Bei all den Sachen muss­te ich mich aller­dings nie allei­ne durch­fra­gen, denn das Insti­tut, an dem ich bin, hat jeman­den, der sich um die Post­doc küm­mert. — An sich zumin­dest, denn der ist gera­de nicht da. So hat­te sein Ver­tre­ter als ers­tes gleich mal das Ver­gnü­gen, sich um den ers­ten aus­län­di­schen Post­doc zu küm­mern. Es gibt defi­ni­tiv schö­ne­re Auf­ga­ben und ich wer­de mich sicher­lich noch irgend­wie erkennt­lich zei­gen, wenn wir alles hin­ter uns haben.

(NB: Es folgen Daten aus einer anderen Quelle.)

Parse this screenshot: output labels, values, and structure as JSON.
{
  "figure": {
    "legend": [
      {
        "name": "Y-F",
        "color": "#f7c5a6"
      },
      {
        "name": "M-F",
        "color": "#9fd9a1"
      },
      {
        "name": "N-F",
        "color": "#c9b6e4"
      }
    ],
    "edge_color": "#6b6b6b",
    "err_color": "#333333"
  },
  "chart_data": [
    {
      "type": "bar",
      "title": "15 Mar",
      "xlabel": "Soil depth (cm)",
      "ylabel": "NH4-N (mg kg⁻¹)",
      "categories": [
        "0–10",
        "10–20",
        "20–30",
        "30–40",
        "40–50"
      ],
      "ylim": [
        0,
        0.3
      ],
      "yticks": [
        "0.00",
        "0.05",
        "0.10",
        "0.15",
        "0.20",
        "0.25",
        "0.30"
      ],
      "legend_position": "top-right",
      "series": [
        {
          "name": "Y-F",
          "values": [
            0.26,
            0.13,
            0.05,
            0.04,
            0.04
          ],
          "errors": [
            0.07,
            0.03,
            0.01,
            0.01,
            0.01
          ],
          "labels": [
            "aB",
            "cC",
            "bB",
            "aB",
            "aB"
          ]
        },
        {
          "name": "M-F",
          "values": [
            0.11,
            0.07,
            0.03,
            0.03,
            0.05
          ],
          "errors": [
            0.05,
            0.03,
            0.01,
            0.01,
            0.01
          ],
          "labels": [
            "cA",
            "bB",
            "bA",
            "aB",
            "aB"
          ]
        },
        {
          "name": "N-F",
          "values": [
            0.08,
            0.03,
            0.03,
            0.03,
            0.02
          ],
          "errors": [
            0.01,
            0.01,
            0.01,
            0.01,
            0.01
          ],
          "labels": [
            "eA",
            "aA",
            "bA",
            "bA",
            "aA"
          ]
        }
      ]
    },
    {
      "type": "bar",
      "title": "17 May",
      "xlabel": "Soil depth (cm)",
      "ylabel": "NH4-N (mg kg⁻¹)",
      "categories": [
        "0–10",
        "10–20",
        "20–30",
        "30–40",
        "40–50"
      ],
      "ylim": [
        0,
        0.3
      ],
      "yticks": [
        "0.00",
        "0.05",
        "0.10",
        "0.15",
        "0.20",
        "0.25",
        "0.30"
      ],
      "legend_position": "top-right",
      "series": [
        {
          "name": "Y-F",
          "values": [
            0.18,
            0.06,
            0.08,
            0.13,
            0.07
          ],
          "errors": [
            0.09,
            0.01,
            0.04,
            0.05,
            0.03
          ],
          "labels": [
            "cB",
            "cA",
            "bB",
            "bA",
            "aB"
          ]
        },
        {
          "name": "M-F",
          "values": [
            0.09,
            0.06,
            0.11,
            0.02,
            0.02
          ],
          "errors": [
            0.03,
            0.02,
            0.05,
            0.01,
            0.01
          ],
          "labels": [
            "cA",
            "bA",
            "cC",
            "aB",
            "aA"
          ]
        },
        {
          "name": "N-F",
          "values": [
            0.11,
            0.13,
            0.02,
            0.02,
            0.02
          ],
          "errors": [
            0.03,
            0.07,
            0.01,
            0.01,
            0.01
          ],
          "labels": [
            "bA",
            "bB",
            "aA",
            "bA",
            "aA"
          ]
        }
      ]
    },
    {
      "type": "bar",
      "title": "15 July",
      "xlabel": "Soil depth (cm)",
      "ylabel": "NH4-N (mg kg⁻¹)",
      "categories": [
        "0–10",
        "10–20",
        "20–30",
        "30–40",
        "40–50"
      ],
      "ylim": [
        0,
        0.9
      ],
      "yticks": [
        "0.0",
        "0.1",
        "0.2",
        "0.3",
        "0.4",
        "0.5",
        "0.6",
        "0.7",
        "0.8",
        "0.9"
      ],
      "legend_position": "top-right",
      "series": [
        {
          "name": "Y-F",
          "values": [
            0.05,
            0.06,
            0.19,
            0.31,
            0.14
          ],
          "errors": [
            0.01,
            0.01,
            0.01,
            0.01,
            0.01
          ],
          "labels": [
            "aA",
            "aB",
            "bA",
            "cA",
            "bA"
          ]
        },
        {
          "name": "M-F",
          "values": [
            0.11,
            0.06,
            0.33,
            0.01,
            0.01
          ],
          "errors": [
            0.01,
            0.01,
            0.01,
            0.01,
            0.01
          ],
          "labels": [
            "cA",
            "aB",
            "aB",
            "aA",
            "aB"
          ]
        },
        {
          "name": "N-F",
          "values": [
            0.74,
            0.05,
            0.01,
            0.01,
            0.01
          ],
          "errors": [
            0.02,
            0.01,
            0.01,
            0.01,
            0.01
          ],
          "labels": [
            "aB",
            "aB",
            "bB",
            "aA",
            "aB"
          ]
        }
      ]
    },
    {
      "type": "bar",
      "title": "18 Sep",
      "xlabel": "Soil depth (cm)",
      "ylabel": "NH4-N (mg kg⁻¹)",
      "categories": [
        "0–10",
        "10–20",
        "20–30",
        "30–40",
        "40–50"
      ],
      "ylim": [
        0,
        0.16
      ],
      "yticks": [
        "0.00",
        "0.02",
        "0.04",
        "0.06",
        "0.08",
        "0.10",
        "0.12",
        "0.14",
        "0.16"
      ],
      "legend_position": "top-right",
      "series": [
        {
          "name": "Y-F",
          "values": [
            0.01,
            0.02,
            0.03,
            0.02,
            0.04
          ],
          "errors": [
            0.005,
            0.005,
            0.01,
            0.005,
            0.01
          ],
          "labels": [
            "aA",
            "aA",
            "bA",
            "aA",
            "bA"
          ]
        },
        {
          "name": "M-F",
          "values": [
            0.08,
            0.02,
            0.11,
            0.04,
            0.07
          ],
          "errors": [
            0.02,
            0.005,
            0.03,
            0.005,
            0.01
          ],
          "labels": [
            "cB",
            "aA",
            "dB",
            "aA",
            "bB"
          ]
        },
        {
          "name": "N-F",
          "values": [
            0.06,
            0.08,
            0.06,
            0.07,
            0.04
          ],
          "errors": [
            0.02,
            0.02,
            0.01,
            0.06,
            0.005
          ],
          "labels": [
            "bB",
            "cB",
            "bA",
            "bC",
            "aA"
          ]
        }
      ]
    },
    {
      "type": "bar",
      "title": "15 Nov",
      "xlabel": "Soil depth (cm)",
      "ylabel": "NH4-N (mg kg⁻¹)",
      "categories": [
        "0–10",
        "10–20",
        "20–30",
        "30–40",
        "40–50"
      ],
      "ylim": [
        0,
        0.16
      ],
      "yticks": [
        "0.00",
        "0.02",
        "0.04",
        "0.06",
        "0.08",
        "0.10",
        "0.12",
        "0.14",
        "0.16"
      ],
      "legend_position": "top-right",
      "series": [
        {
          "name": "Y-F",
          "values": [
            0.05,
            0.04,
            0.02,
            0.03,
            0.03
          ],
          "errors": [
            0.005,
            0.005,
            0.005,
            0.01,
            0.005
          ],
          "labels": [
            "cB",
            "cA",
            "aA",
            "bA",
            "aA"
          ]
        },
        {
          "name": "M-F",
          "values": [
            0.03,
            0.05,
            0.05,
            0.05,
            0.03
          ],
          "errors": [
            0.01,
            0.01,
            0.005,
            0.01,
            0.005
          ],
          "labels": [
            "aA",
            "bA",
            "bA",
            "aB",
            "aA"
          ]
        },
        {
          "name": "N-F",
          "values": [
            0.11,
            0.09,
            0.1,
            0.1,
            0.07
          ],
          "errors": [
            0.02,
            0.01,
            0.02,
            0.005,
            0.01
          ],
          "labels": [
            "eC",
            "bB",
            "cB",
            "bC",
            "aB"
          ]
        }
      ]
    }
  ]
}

Neuer Chinaaufenthalt — neue Homepage

Naja, nicht ganz, aber am Design habe ich etwas rum­ge­spielt. Lei­der sind vie­le Sachen noch nicht wie­der aktu­ell, aber das wird in den nächs­ten Tagen. Wie hat es mein Bru­der heu­te per E‑Mail doch so schön for­mu­liert: „Müh­sam ernährt sich das Nage­tier.” In die­sem Sin­ne: „Nag, nag.”